Orchestrated Co-scheduling, Resource Partitioning, and Power Capping on CPU-GPU Heterogeneous Systems via Machine Learning
Issa Saba, Eishi Arima, Dai Liu, Martin Schulz
TL;DR
The paper addresses throughput optimization on CPU-GPU heterogeneous systems under a total power cap $P_{total}$ by jointly optimizing co-scheduling, resource partitioning, and power capping. It introduces a slowdown predictor driven by hardware counters and knob states to estimate co-run performance and uses a graph-based Edmonds' matching algorithm to select optimal job sets and hardware configurations that minimize $CoRunTime(JS,HC)$ while honoring $CoRunTime(JS,HC) \le SoloRunTime(JS,P_{total})$ and $P_i^c+P_i^g \le P_{total}$. Offline, benchmarks populate the predictor; online, the scheduler exhaustively searches hardware configurations per job set and applies Edmonds' algorithm to form a minimum-weight perfect matching of co-scheduled pairs. Experiments on a real platform with an AMD Ryzen Threadripper and NVIDIA A100 MIG demonstrate up to 67% speedup over time-sharing with naive power distribution, with accurate time predictions and responsive adaptation to different power budgets.
Abstract
CPU-GPU heterogeneous architectures are now commonly used in a wide variety of computing systems from mobile devices to supercomputers. Maximizing the throughput for multi-programmed workloads on such systems is indispensable as one single program typically cannot fully exploit all available resources.
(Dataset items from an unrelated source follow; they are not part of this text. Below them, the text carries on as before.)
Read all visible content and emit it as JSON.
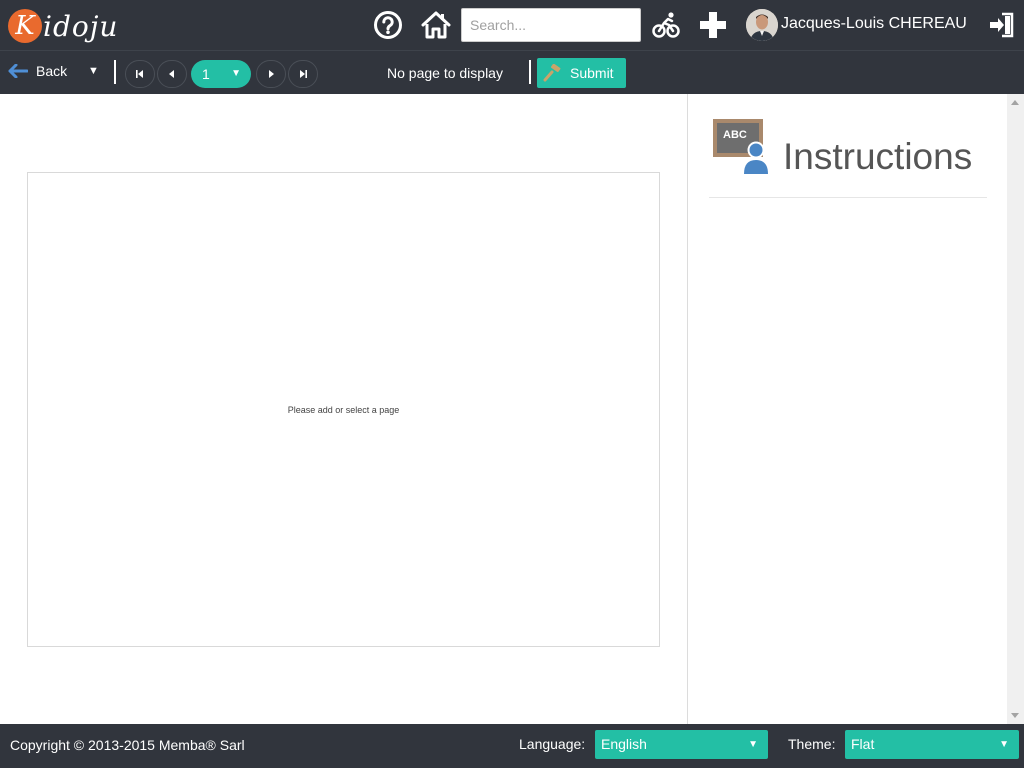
{
  "app": {
    "logo_initial": "K",
    "logo_rest": "idoju"
  },
  "header": {
    "search_placeholder": "Search...",
    "username": "Jacques-Louis CHEREAU",
    "icons": [
      "help-icon",
      "home-icon",
      "cyclist-icon",
      "plus-icon",
      "avatar",
      "sign-out-icon"
    ]
  },
  "toolbar": {
    "back_label": "Back",
    "back_caret": "▼",
    "page_number": "1",
    "page_caret": "▼",
    "status": "No page to display",
    "submit_label": "Submit"
  },
  "stage": {
    "message": "Please add or select a page"
  },
  "sidebar": {
    "title": "Instructions",
    "icon_text": "ABC"
  },
  "footer": {
    "copyright": "Copyright © 2013-2015 Memba® Sarl",
    "language_label": "Language:",
    "language_value": "English",
    "theme_label": "Theme:",
    "theme_value": "Flat",
    "caret": "▼"
  },
  "colors": {
    "bar": "#31353d",
    "accent": "#23bfa5",
    "logo": "#e96a2e",
    "back_arrow": "#4f8fd6"
  }
}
At the same time, power consumption is a key issue and often requires optimizing power allocations to the CPU and GPU while enforcing a total power constraint, in particular when the power/thermal requirements are strict. The result is a system-wide optimization problem with several knobs. In particular we focus on (1) co-scheduling decisions, i.e., selecting programs to co-locate in a space sharing manner; (2) resource partitioning on both CPUs and GPUs; and (3) power capping on both CPUs and GPUs. We solve this problem using predictive performance modeling using machine learning in order to coordinately optimize the above knob setups. Our experiential results using a real system show that our approach achieves up to 67% of speedup compared to a time-sharing-based scheduling with a naive power capping that evenly distributes power budgets across components.